[Frontier Stories by Bret Harte]@TWC D-Link bookFrontier Stories CHAPTER VI 18/97
At last, the paroxysm past, he sank back again into his old apathetic attitude of watching, the attitude he had so often kept beside his sylvan crucible. In this attitude and in silence he waited for the dawn. It came with a hush in the storm; it came with blue openings in the broken up and tumbled heavens; it came with stars that glistened first, and then paled, and at last sank drowning in those deep cerulean lakes; it came with those cerulean lakes broadening into vaster seas, whose shores expanded at last into one illimitable ocean, cerulean no more, but flecked with crimson and opal dyes; it came with the lightly lifted misty curtain of the day, torn and rent on crag and pine-top, but always lifting, lifting.
It came with the sparkle of emerald in the grasses, and the flash of diamonds in every spray, with a whisper in the awakening woods, and voices in the traveled roads and trails. The sound of these voices stopped before the pit, and seemed to interrogate the old man.

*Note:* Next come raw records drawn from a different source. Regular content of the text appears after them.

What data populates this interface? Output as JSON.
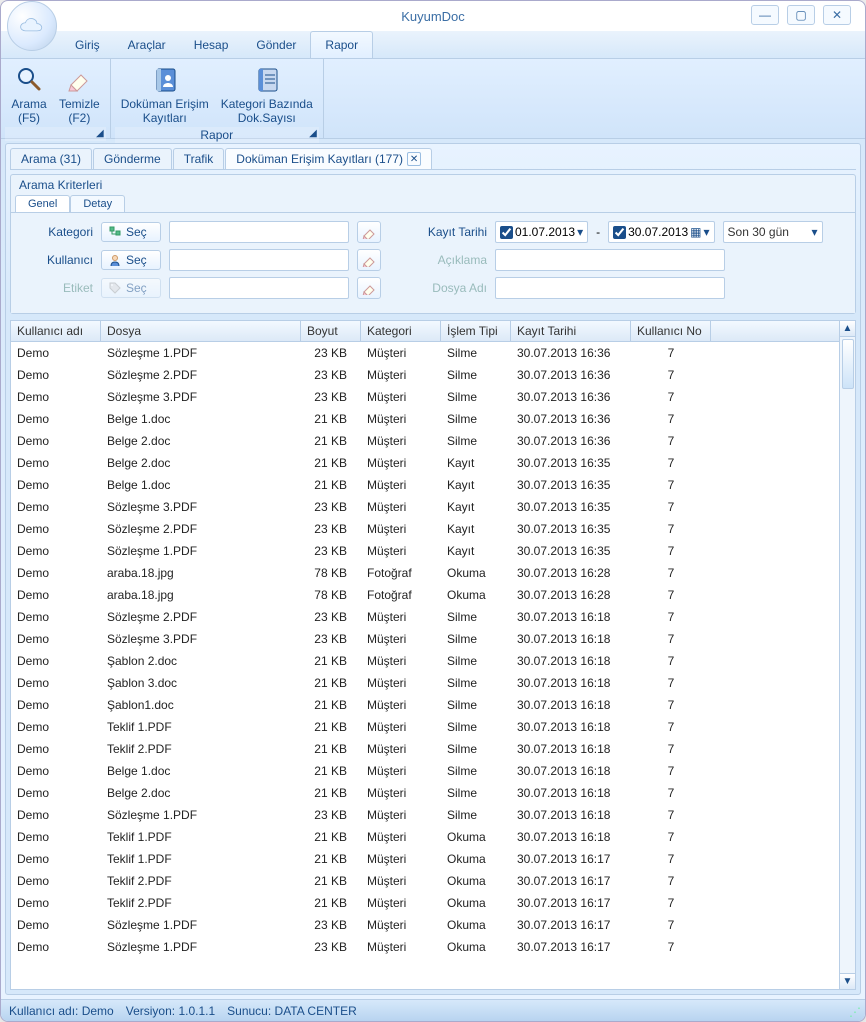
{
  "window": {
    "title": "KuyumDoc"
  },
  "menu": {
    "items": [
      "Giriş",
      "Araçlar",
      "Hesap",
      "Gönder",
      "Rapor"
    ],
    "active_index": 4
  },
  "ribbon": {
    "group1_label": "",
    "group2_label": "Rapor",
    "btn_search": "Arama\n(F5)",
    "btn_clear": "Temizle\n(F2)",
    "btn_doklog": "Doküman Erişim\nKayıtları",
    "btn_catcount": "Kategori Bazında\nDok.Sayısı"
  },
  "tabs": {
    "t1": "Arama (31)",
    "t2": "Gönderme",
    "t3": "Trafik",
    "t4": "Doküman Erişim Kayıtları (177)"
  },
  "criteria": {
    "title": "Arama Kriterleri",
    "tab_general": "Genel",
    "tab_detail": "Detay",
    "label_category": "Kategori",
    "label_user": "Kullanıcı",
    "label_tag": "Etiket",
    "label_recorddate": "Kayıt Tarihi",
    "label_desc": "Açıklama",
    "label_filename": "Dosya Adı",
    "btn_select": "Seç",
    "date_from": "01.07.2013",
    "date_to": "30.07.2013",
    "range_preset": "Son 30 gün"
  },
  "grid": {
    "columns": {
      "user": "Kullanıcı adı",
      "file": "Dosya",
      "size": "Boyut",
      "category": "Kategori",
      "optype": "İşlem Tipi",
      "recdate": "Kayıt Tarihi",
      "userno": "Kullanıcı No"
    },
    "rows": [
      {
        "user": "Demo",
        "file": "Sözleşme 1.PDF",
        "size": "23 KB",
        "cat": "Müşteri",
        "op": "Silme",
        "date": "30.07.2013 16:36",
        "uno": "7"
      },
      {
        "user": "Demo",
        "file": "Sözleşme 2.PDF",
        "size": "23 KB",
        "cat": "Müşteri",
        "op": "Silme",
        "date": "30.07.2013 16:36",
        "uno": "7"
      },
      {
        "user": "Demo",
        "file": "Sözleşme 3.PDF",
        "size": "23 KB",
        "cat": "Müşteri",
        "op": "Silme",
        "date": "30.07.2013 16:36",
        "uno": "7"
      },
      {
        "user": "Demo",
        "file": "Belge 1.doc",
        "size": "21 KB",
        "cat": "Müşteri",
        "op": "Silme",
        "date": "30.07.2013 16:36",
        "uno": "7"
      },
      {
        "user": "Demo",
        "file": "Belge 2.doc",
        "size": "21 KB",
        "cat": "Müşteri",
        "op": "Silme",
        "date": "30.07.2013 16:36",
        "uno": "7"
      },
      {
        "user": "Demo",
        "file": "Belge 2.doc",
        "size": "21 KB",
        "cat": "Müşteri",
        "op": "Kayıt",
        "date": "30.07.2013 16:35",
        "uno": "7"
      },
      {
        "user": "Demo",
        "file": "Belge 1.doc",
        "size": "21 KB",
        "cat": "Müşteri",
        "op": "Kayıt",
        "date": "30.07.2013 16:35",
        "uno": "7"
      },
      {
        "user": "Demo",
        "file": "Sözleşme 3.PDF",
        "size": "23 KB",
        "cat": "Müşteri",
        "op": "Kayıt",
        "date": "30.07.2013 16:35",
        "uno": "7"
      },
      {
        "user": "Demo",
        "file": "Sözleşme 2.PDF",
        "size": "23 KB",
        "cat": "Müşteri",
        "op": "Kayıt",
        "date": "30.07.2013 16:35",
        "uno": "7"
      },
      {
        "user": "Demo",
        "file": "Sözleşme 1.PDF",
        "size": "23 KB",
        "cat": "Müşteri",
        "op": "Kayıt",
        "date": "30.07.2013 16:35",
        "uno": "7"
      },
      {
        "user": "Demo",
        "file": "araba.18.jpg",
        "size": "78 KB",
        "cat": "Fotoğraf",
        "op": "Okuma",
        "date": "30.07.2013 16:28",
        "uno": "7"
      },
      {
        "user": "Demo",
        "file": "araba.18.jpg",
        "size": "78 KB",
        "cat": "Fotoğraf",
        "op": "Okuma",
        "date": "30.07.2013 16:28",
        "uno": "7"
      },
      {
        "user": "Demo",
        "file": "Sözleşme 2.PDF",
        "size": "23 KB",
        "cat": "Müşteri",
        "op": "Silme",
        "date": "30.07.2013 16:18",
        "uno": "7"
      },
      {
        "user": "Demo",
        "file": "Sözleşme 3.PDF",
        "size": "23 KB",
        "cat": "Müşteri",
        "op": "Silme",
        "date": "30.07.2013 16:18",
        "uno": "7"
      },
      {
        "user": "Demo",
        "file": "Şablon 2.doc",
        "size": "21 KB",
        "cat": "Müşteri",
        "op": "Silme",
        "date": "30.07.2013 16:18",
        "uno": "7"
      },
      {
        "user": "Demo",
        "file": "Şablon 3.doc",
        "size": "21 KB",
        "cat": "Müşteri",
        "op": "Silme",
        "date": "30.07.2013 16:18",
        "uno": "7"
      },
      {
        "user": "Demo",
        "file": "Şablon1.doc",
        "size": "21 KB",
        "cat": "Müşteri",
        "op": "Silme",
        "date": "30.07.2013 16:18",
        "uno": "7"
      },
      {
        "user": "Demo",
        "file": "Teklif 1.PDF",
        "size": "21 KB",
        "cat": "Müşteri",
        "op": "Silme",
        "date": "30.07.2013 16:18",
        "uno": "7"
      },
      {
        "user": "Demo",
        "file": "Teklif 2.PDF",
        "size": "21 KB",
        "cat": "Müşteri",
        "op": "Silme",
        "date": "30.07.2013 16:18",
        "uno": "7"
      },
      {
        "user": "Demo",
        "file": "Belge 1.doc",
        "size": "21 KB",
        "cat": "Müşteri",
        "op": "Silme",
        "date": "30.07.2013 16:18",
        "uno": "7"
      },
      {
        "user": "Demo",
        "file": "Belge 2.doc",
        "size": "21 KB",
        "cat": "Müşteri",
        "op": "Silme",
        "date": "30.07.2013 16:18",
        "uno": "7"
      },
      {
        "user": "Demo",
        "file": "Sözleşme 1.PDF",
        "size": "23 KB",
        "cat": "Müşteri",
        "op": "Silme",
        "date": "30.07.2013 16:18",
        "uno": "7"
      },
      {
        "user": "Demo",
        "file": "Teklif 1.PDF",
        "size": "21 KB",
        "cat": "Müşteri",
        "op": "Okuma",
        "date": "30.07.2013 16:18",
        "uno": "7"
      },
      {
        "user": "Demo",
        "file": "Teklif 1.PDF",
        "size": "21 KB",
        "cat": "Müşteri",
        "op": "Okuma",
        "date": "30.07.2013 16:17",
        "uno": "7"
      },
      {
        "user": "Demo",
        "file": "Teklif 2.PDF",
        "size": "21 KB",
        "cat": "Müşteri",
        "op": "Okuma",
        "date": "30.07.2013 16:17",
        "uno": "7"
      },
      {
        "user": "Demo",
        "file": "Teklif 2.PDF",
        "size": "21 KB",
        "cat": "Müşteri",
        "op": "Okuma",
        "date": "30.07.2013 16:17",
        "uno": "7"
      },
      {
        "user": "Demo",
        "file": "Sözleşme 1.PDF",
        "size": "23 KB",
        "cat": "Müşteri",
        "op": "Okuma",
        "date": "30.07.2013 16:17",
        "uno": "7"
      },
      {
        "user": "Demo",
        "file": "Sözleşme 1.PDF",
        "size": "23 KB",
        "cat": "Müşteri",
        "op": "Okuma",
        "date": "30.07.2013 16:17",
        "uno": "7"
      }
    ]
  },
  "status": {
    "user_label": "Kullanıcı adı:",
    "user_value": "Demo",
    "version_label": "Versiyon:",
    "version_value": "1.0.1.1",
    "server_label": "Sunucu:",
    "server_value": "DATA CENTER"
  }
}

He came, and, putting his finger on his lips, made a sign of caution.
When three or four men had descended he bade them follow him, saying, weakly and disjointedly, but persistently: "My boy--my son Robert--came home--came home at last--here with Flip--both of them--come and see!" He had reached a little niche or nest in the hillside, and stopped, and suddenly drew aside a blanket.
Beneath it, side by side, lay Flip and Lance, dead, with their cold hands clasped in each other's. "Suffocated!" said two or three, turning with horror toward the broken up and still smouldering pit. "Asleep!" said the old man.